In order to change the mouth shape as smoothly as possible,
A table corresponding to FIG. 8 is created so that the oral cavity and the vocal tract shape change little by little in the order of A, B, C... Even if the value of the operator corresponding to the change in the vocal tract greatly changes. Rather than suddenly becoming the desired vocal tract shape, the value of the shape J _1M that gradually shows the shape using interpolation table values etc.
a, b, J The a, b ... of _2M may be changed.

[Effects of the Invention] As described above, according to the present invention, at least one of the first waveguide network simulating the shape of the oral cavity and the vocal tract, and at least one of the mouthpiece and the lead of the wind instrument A second waveguide network cascaded to the first waveguide network, and a tube of a wind instrument simulated and cascaded to the second waveguide network. An excitation signal is supplied to the first waveguide network, and an output of the first waveguide network and an output of the third waveguide network are output from the second waveguide network. Of the second wave guide The network performs processing using the outputs of the first and third waveguide networks, and outputs the result of the processing to the first and third waveguide networks. Since signals are exchanged between the mouth and vocal tract, the mouthpiece / lead, and the wind instrument tube, the phenomenon of mutually affecting each other can be faithfully simulated.

Further, since the characteristics of the first waveguide network are variable based on the performance information, various musical effects can be obtained.

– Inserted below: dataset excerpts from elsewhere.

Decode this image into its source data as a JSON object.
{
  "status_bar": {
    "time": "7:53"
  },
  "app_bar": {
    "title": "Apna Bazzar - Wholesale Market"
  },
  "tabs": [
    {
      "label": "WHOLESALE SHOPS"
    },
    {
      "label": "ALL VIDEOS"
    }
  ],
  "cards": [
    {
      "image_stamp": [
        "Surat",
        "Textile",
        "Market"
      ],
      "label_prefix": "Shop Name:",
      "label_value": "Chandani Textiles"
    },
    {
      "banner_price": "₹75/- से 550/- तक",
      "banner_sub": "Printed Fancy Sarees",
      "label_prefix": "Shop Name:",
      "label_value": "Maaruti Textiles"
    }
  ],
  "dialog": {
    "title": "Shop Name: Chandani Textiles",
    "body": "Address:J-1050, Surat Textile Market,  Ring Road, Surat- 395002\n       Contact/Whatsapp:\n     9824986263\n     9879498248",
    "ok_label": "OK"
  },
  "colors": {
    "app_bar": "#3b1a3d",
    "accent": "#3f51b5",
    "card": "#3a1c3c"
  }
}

[Brief description of the drawings]

FIG. 1 is a block diagram showing a configuration of an embodiment of the present invention, FIG. 2 is a block diagram showing a configuration of a mouthpiece simulation circuit 11 of the embodiment, and FIG. FIG. 4 is a block diagram showing a configuration of a tube forming circuit 12 of the embodiment, and FIG. 5 is a block diagram showing a configuration of an oral vocal tract forming circuit 10 of the embodiment. FIG. 6 is a block diagram showing the structure of the junction between the oral vocal tract forming circuit 10 and the tubular body forming circuit 12, and FIG.
FIG. 8 is a conceptual diagram showing a state of a set of coefficients stored in the ROM 4. 10: oral vocal tract formation circuit (first waveguide network), 11: mouthpiece simulation circuit (second wave guide network)
12) Tube formation circuit (third waveguide network).

Claims (2)

(57) [Claims] A first waveguide network for simulating at least one of a mouth and a vocal tract, and a first wave guide for simulating at least one of a mouthpiece and a lead of a wind instrument; A second waveguide network cascaded to the guide network; and a third waveguide network simulating a wind instrument tube and cascaded to the second waveguide network. An excitation signal is supplied to the first waveguide network; an output of the first waveguide network and an output of the third waveguide network are input to the second waveguide network; The waveguide network comprises the first and third Subjected to processing using the output of the E over blanking guide network, the tone synthesis apparatus and outputs the result of the processing in the first and third waveguide network. 2. The musical sound synthesizer according to claim 1, further comprising a variable means for varying characteristics of said first waveguide network based on performance information.